Несколько затруднительно поместить в один из двух отделов жанристов или пейзажистов многочисленную группу так называемых “итальянизирующих голландцев”. Все художники этой группы писали с одинаковым совершенством как людей и животных, так и пейзажи. Их значение на родине можно видеть как в выдающемся, основанном на школе Караваджо, знании человеческой фигуры, так и на их великолепном владении светом и воздушной перспективой. Впрочем, художники эти не пользуются большим уважением современной критики. В них чуть ли не видят изменников родины и виновников падения отечественной живописи. Однако на самом деле итальянские голландцы вовсе не изменили основному принципу родной школы, они были убежденными и искренними реалистами, совершили огромные завоевания в изучении природы и при этом были образцовыми техниками. С ребяческой подражательностью “романистов” XVI века они не имеют ничего общего, так же как и со скучной шаблонностью академизма конца XVII века. Все их творчество дышит жизнью, увлечением, и кончается их светлая, веселая полоса творчества одновременно с концом всего жизненного в голландском искусстве.
Лар, Питер ван
Начинают эту категорию два художника: гарлемец Питер ван Лар, прозванный Бамбоччо (1590 — 1674), и его двойник, фламандец Ян Миль (1599 — 1664). Искусство Лара отличается от искусства таких “итальянских голландцев”, как Пуленбург, тем, что он определеннее примкнул к Караваджо, нежели к Эльсгеймеру. Его меньше интересовали задачи света в пейзаже, сколько изображение жизни бродяг, ладзароне, поселян римской Кампании и бандитов, реже всего кавалеров и солдат. Но только Лар отнесся к Караваджо так, как впоследствии Рембрандт отнесся к Гонтгорсту. Он как-то отошел от своих натурщиков, перестал их изображать в непосредственной близи, в натуральную величину, в закрытом помещении. “Отойдя” от них, они ему представились частью больших целостностей, маленькими фигурками среди руин, скал, в соседстве с любимыми остериями. В этом отношении Лар означает и шаг дальше на пути реализма в сравнении с Караваджо. Его интересуют не только действующие лица (которых он изображал с величайшею типичностью), но и вся среда, вся обстановка их жизни. Из его картин лучше понимаешь, что из себя изображали итальянцы XVII века, нежели из картин самого Караваджо.

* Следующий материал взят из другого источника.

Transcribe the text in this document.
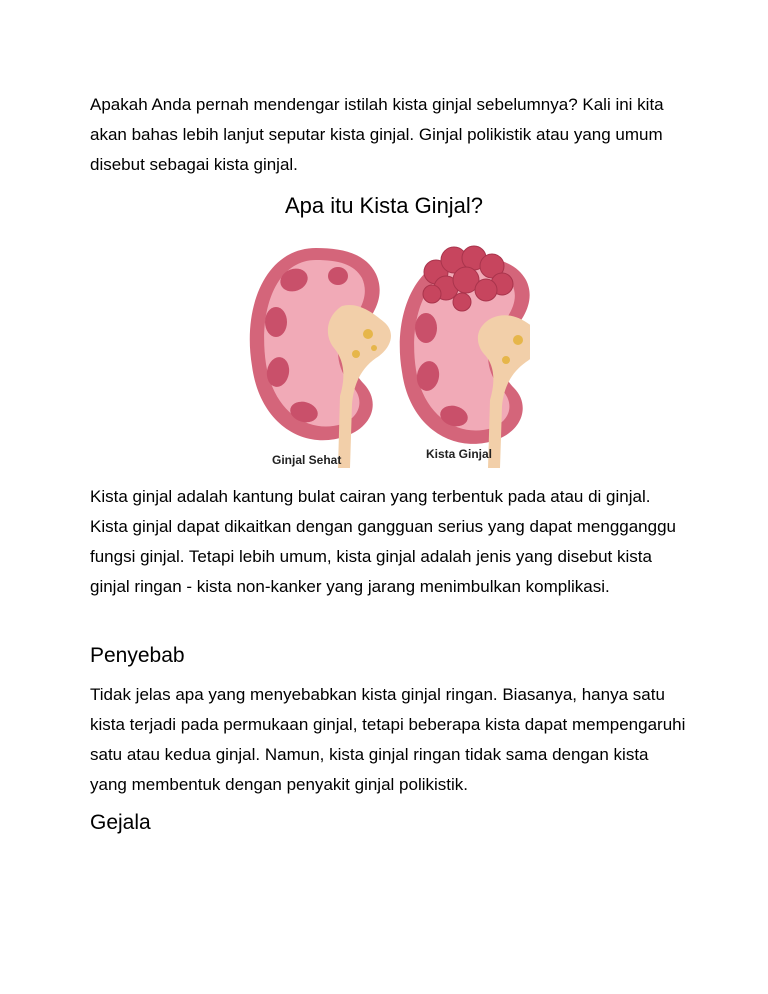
Apakah Anda pernah mendengar istilah kista ginjal sebelumnya? Kali ini kita akan bahas lebih lanjut seputar kista ginjal. Ginjal polikistik atau yang umum disebut sebagai kista ginjal.

Apa itu Kista Ginjal?
Ginjal Sehat	Kista Ginjal

Kista ginjal adalah kantung bulat cairan yang terbentuk pada atau di ginjal. Kista ginjal dapat dikaitkan dengan gangguan serius yang dapat mengganggu fungsi ginjal. Tetapi lebih umum, kista ginjal adalah jenis yang disebut kista ginjal ringan - kista non-kanker yang jarang menimbulkan komplikasi.

Penyebab

Tidak jelas apa yang menyebabkan kista ginjal ringan. Biasanya, hanya satu kista terjadi pada permukaan ginjal, tetapi beberapa kista dapat mempengaruhi satu atau kedua ginjal. Namun, kista ginjal ringan tidak sama dengan kista yang membentuk dengan penyakit ginjal polikistik.

Gejala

В Эрмитаже лишь одна не особенно важная картина “Гадальщица” идет под именем Лара, однако, несмотря на авторитет Вагена, следует еще отдать мастеру приятную, несколько простоватую в технике картину, значащуюся в каталоге как произведение подражателя Лара, Лингельбаха, “Привал охотников” (В наст. время автором считается Питер ван Лар).
Миль, Ян
Гораздо лучше представлен Миль шестью картинами, из которых каждая типична для мастера и способна доставить большое наслаждение для тех, кто без предвзятого эстетизма подойдет к ним. Очень интересна сложная картина, рисующая обычную в Италии сцену: шарлатана, предлагающего с подмостков свои снадобья толпе доверчивых зевак.
Ян Миль. Шарлатан. Холст, масло. 60х74. Инв. 646. Из собр. графа де Нарпа, Санкт-Петербург, 1804
Еще интереснее прелестная сцена “У постоялого двора” (В наст. время — “Охотники на привале”), имеющая вид иллюстрации к каким-либо мемуарам времени. [162]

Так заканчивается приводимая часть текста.